Algeria draws up a first list of cultural property to be returned by France

Algeria. In a spirit of political appeasement, the French and Algerian presidents created in August 2022 a commission of five French historians and five Algerian historians to find solutions to the memorial impasse between the two countries. Co-chaired by Benjamin Stora and Mohamed Lahcen Zeghidi, this commission was born from the “Algiers Declaration for a renewed partnership between France and Algeria”, signed during Emmanuel Macron's trip in August 2022. After several months of waiting, the commission began its work in spring 2023, in a context of recurring requests for restitution from Algeria. Apart from a few personal items of Emir Abdelkader, Algeria had not published a detailed list of claimed property. At the end of May, the commission made public the list drawn up by Algerian historians, intended to “to concretize the strong desire to take into account all the dimensions of the history of the colonial period” according to the press release. Unsurprisingly, many goods that belonged to Abdelkader appear there, because this first list concerns the 19th century. Emir Abdelkader is a key figure in Algerian resistance to French colonization from 1830, and he has been made a hero by the Algerian government since independence.

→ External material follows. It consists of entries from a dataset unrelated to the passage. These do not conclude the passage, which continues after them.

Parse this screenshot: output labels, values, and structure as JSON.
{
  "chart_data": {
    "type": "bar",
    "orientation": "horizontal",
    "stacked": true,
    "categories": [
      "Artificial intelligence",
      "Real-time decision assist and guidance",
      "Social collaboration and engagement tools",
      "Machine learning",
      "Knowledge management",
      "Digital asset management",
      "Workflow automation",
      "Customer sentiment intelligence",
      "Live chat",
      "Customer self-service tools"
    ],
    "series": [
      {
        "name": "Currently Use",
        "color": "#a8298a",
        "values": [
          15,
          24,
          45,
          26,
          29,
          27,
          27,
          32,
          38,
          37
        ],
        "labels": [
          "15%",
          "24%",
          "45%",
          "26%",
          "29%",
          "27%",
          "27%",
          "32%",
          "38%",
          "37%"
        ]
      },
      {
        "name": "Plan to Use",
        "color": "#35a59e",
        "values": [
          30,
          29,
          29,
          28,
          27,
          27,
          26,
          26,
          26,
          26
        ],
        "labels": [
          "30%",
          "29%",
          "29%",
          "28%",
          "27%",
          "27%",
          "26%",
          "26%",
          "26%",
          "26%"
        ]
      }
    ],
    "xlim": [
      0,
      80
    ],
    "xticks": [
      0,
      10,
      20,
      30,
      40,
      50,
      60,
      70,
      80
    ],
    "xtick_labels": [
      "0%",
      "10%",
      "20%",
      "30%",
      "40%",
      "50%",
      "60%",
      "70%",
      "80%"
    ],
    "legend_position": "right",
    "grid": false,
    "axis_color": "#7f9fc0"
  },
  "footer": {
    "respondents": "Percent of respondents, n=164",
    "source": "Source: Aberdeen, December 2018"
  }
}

The Consular (also named Baba Merzoug), at the Brest arsenal. This 12-ton cannon had protected the harbor of Algiers since the 16th century.

Algeria is therefore requesting the restitution of around a hundred items of property, including Abdelkader's command tent, his saber, his pistol, his ring and his personal copy of the Koran. These objects are kept at the Army Museum and the Condé Museum in Chantilly, where the Duke of Aumale brought his loot after his victory against Abdelkader in 1847. Certain pieces from Abdelkader's “smala” (his family, his guards and his close advisors) are also requested by Algeria from the MUCEM (Marseille). The list also includes documents, including Abdelkader's account books and military regulations, or the inventory of his troops. These are distributed between the Condé Museum, the Historical Service of the Armies (Vincennes) and the National Library of France. Algeria finally demands the return of the “Baba Merzoug” cannon taken by French troops in Algiers in 1830 and erected in a column in the port of Brest in 1833: this cannon is one of the objects that Stora already suggested returning to Algeria in its 2021 report.

It now remains for French historians to discuss this list next July, but the decision will fall to Emmanuel Macron and Parliament. President Tebboune's official trip to France was postponed to September 2024 due to these unresolved memorial issues. Tebboune does not seem ready to give in on restitution: during a speech on May 7, he declared “memory cannot be the subject of concessions or compromise” adding that he expected France “a fair treatment of historical truth”. The third text of the law on restitutions in the colonial context is still pending.